Concurrently, there was a local movement to protect the forests on the mountains surrounding the Cowichan Valley.  Through this work I met my good friend who I’ve now co-taught with, Qwiyahwultuhw.  When I first heard him speak at a city council meeting about the forests, he talked about how when the forest is cut down, even if they replant the trees, the medicine plants don’t always come back or the habitat for animals, birds and insects.  I knew he was a kindred spirit in recognizing the interdependence of all life and wanting to care for it. 

We have co-created a number of projects of different scales, the largest of which has been bringing middle school students from the local Waldorf school on a series of field trips to help create a community garden and orchard on the Cowichan Tribes Reserve (the local Native American Reservation, as it would be referred to in the United States).  We are on our third year and it has been a beautiful and meaningful project.  We hope to create more of such gardens.  

As an educator, what would you share with students as a key element of Asian medicine that is most relevant and crucial in our world today? 

One of the beautiful and unique aspects of East Asian herbal medicine is the emphasis on relationships between herbs and synchronistic combined effects.  Very seldomly is an herb used alone - they are almost always used in combinations to enhance each other or to balance out potential negative effects.  I appreciate the view of seeing how the parts work together and trusting that there is something synergistically more powerful than the individual components.  

What herbs do you use most in your own home? 

Most commonly we use Chinese soup herbs - some are woody like Astragalus, huáng qí 黄芪) and are used to make broth and then strained out before adding other edible ingredients; while others such as lotus seeds (lián zǐ 莲子) and mountain yam (shān yào 山药) are left in and can be eaten as part of the soup.  

Goji flower and berries (gǒu qǐ zi 枸杞子) at the school garden.

What is your favorite plant to integrate into your regenerative growing spaces?

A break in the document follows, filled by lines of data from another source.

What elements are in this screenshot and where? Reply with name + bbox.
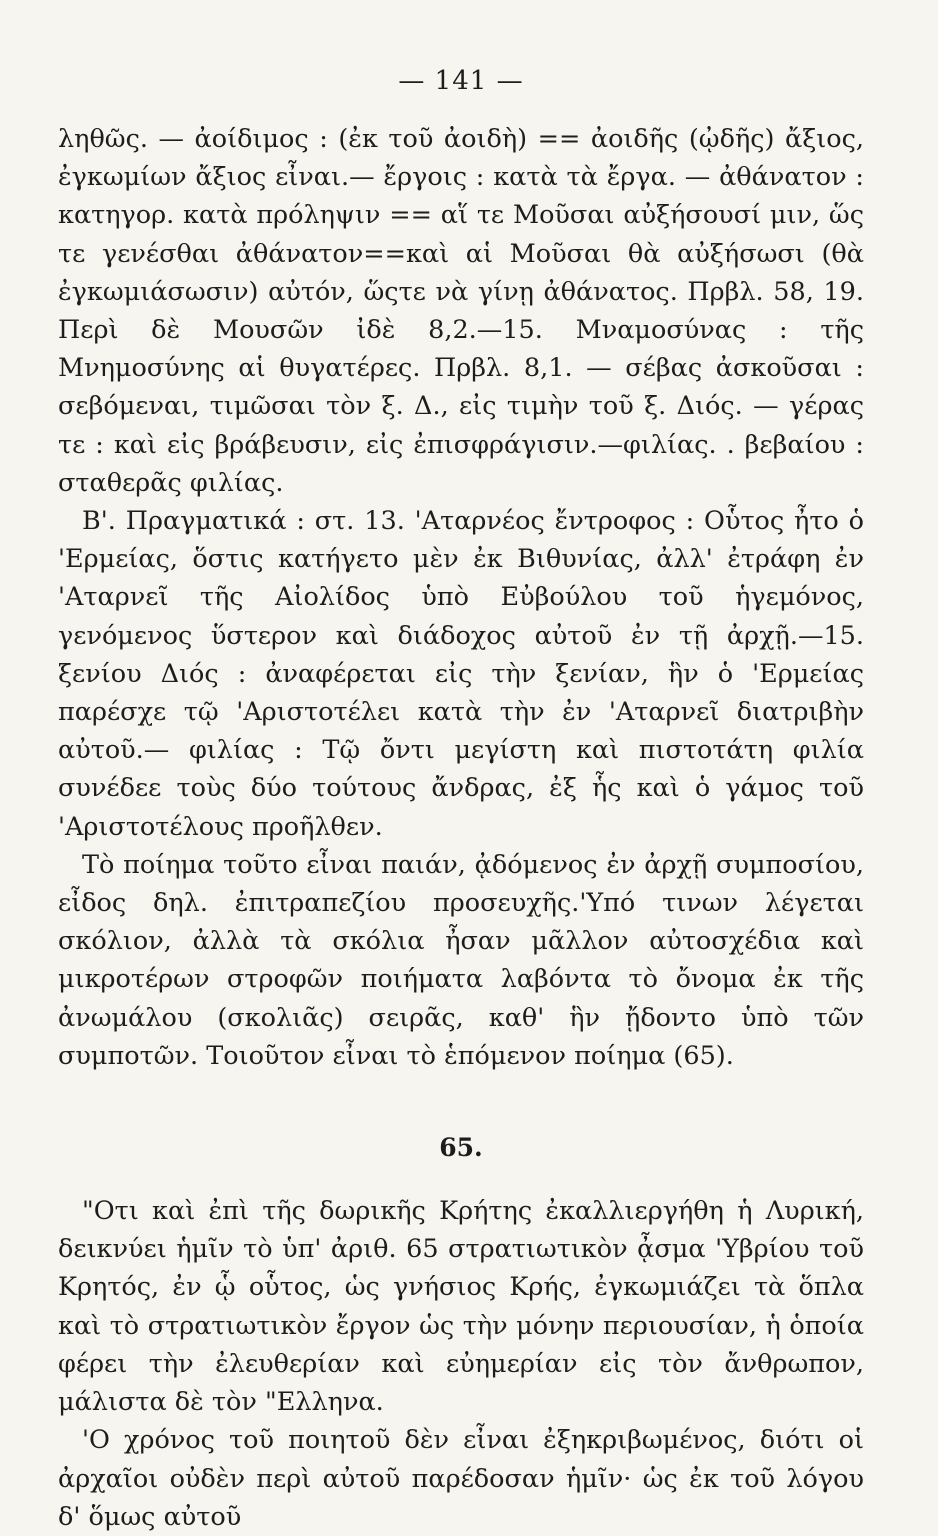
- commentary-paragraph-3: Τὸ ποίημα τοῦτο εἶναι παιάν, ᾀδόμενος ἐν ἀρχῇ συμποσίου, εἶδος δηλ. ἐπιτραπεζίου προσευχῆς.'Υπό τινων λέγεται σκόλιον, ἀλλὰ τὰ σκόλια ἦσαν μᾶλλον αὐτοσχέδια καὶ μικροτέρων στροφῶν ποιήματα λαβόντα τὸ ὄνομα ἐκ τῆς ἀνωμάλου (σκολιᾶς) σειρᾶς, καθ' ἣν ᾔδοντο ὑπὸ τῶν συμποτῶν. Τοιοῦτον εἶναι τὸ ἑπόμενον ποίημα (65).: [58, 849, 864, 1071]
- page-number: — 141 —: [398, 66, 524, 96]
- section-paragraph-1: "Οτι καὶ ἐπὶ τῆς δωρικῆς Κρήτης ἐκαλλιεργήθη ἡ Λυρική, δεικνύει ἡμῖν τὸ ὑπ' ἀριθ. 65 στρατιωτικὸν ᾆσμα 'Υβρίου τοῦ Κρητός, ἐν ᾧ οὗτος, ὡς γνήσιος Κρής, ἐγκωμιάζει τὰ ὅπλα καὶ τὸ στρατιωτικὸν ἔργον ὡς τὴν μόνην περιουσίαν, ἡ ὁποία φέρει τὴν ἐλευθερίαν καὶ εὐημερίαν εἰς τὸν ἄνθρωπον, μάλιστα δὲ τὸν "Ελληνα.: [58, 1196, 864, 1418]
- commentary-paragraph-1: ληθῶς. — ἀοίδιμος : (ἐκ τοῦ ἀοιδὴ) == ἀοιδῆς (ᾠδῆς) ἄξιος, ἐγκωμίων ἄξιος εἶναι.— ἔργοις : κατὰ τὰ ἔργα. — ἀθάνατον : κατηγορ. κατὰ πρόληψιν == αἵ τε Μοῦσαι αὐξήσουσί μιν, ὥς τε γενέσθαι ἀθάνατον==καὶ αἱ Μοῦσαι θὰ αὐξήσωσι (θὰ ἐγκωμιάσωσιν) αὐτόν, ὥςτε νὰ γίνῃ ἀθάνατος. Πρβλ. 58, 19. Περὶ δὲ Μουσῶν ἰδὲ 8,2.—15. Μναμοσύνας : τῆς Μνημοσύνης αἱ θυγατέρες. Πρβλ. 8,1. — σέβας ἀσκοῦσαι : σεβόμεναι, τιμῶσαι τὸν ξ. Δ., εἰς τιμὴν τοῦ ξ. Διός. — γέρας τε : καὶ εἰς βράβευσιν, εἰς ἐπισφράγισιν.—φιλίας. . βεβαίου : σταθερᾶς φιλίας.: [58, 124, 864, 498]
- section-paragraph-2: 'Ο χρόνος τοῦ ποιητοῦ δὲν εἶναι ἐξηκριβωμένος, διότι οἱ ἀρχαῖοι οὐδὲν περὶ αὐτοῦ παρέδοσαν ἡμῖν· ὡς ἐκ τοῦ λόγου δ' ὅμως αὐτοῦ: [58, 1425, 864, 1532]
- commentary-paragraph-2: Β'. Πραγματικά : στ. 13. 'Αταρνέος ἔντροφος : Οὗτος ἦτο ὁ 'Ερμείας, ὅστις κατήγετο μὲν ἐκ Βιθυνίας, ἀλλ' ἐτράφη ἐν 'Αταρνεῖ τῆς Αἰολίδος ὑπὸ Εὐβούλου τοῦ ἡγεμόνος, γενόμενος ὕστερον καὶ διάδοχος αὐτοῦ ἐν τῇ ἀρχῇ.—15. ξενίου Διός : ἀναφέρεται εἰς τὴν ξενίαν, ἣν ὁ 'Ερμείας παρέσχε τῷ 'Αριστοτέλει κατὰ τὴν ἐν 'Αταρνεῖ διατριβὴν αὐτοῦ.— φιλίας : Τῷ ὄντι μεγίστη καὶ πιστοτάτη φιλία συνέδεε τοὺς δύο τούτους ἄνδρας, ἐξ ἧς καὶ ὁ γάμος τοῦ 'Αριστοτέλους προῆλθεν.: [58, 506, 864, 842]
- section-heading: 65.: [439, 1133, 483, 1163]
- book-page: [58, 66, 864, 1536]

I love including berries of all kinds into regenerative growing spaces - they can often be propagated easily from cuttings; they work in a food forest contest as understories between trees or ground cover (strawberries); they are antioxidant-rich and  nutrient-dense; and are often costly to purchase organic and generously abundant in the garden.  Berries we’ve planted in the past couple years include wild woodland strawberries and everbearing Alpine strawberries, goji berries (gǒu qǐ zi 枸杞子), saskatoon, black raspberry, a number of raspberries with everbearing heritage favourite, many varieties of blueberries, and currants.  

Is there anything you would like to share that I did not ask about? 

I am also a potter, and have recently created an online shop, The Tea Garden, with organic Chinesee soup mixes and my hand-made pottery. I plan to expand it to include Chinese herbal teas and some organic oolong teas soon as well.   

You can see my online shop here: www.theteagarden.com

And read more and link to some videos about the school and community garden projects I’ve designed and helped create here: www.threetreasuresinstitute.com/garden-projects

And I’m on Instagram here: https://www.instagram.com/drjasmineintegrative/ 

Dr. Jasmine, thank you so much for taking the time to chat and share more about yourself and your work with the members of Lilium.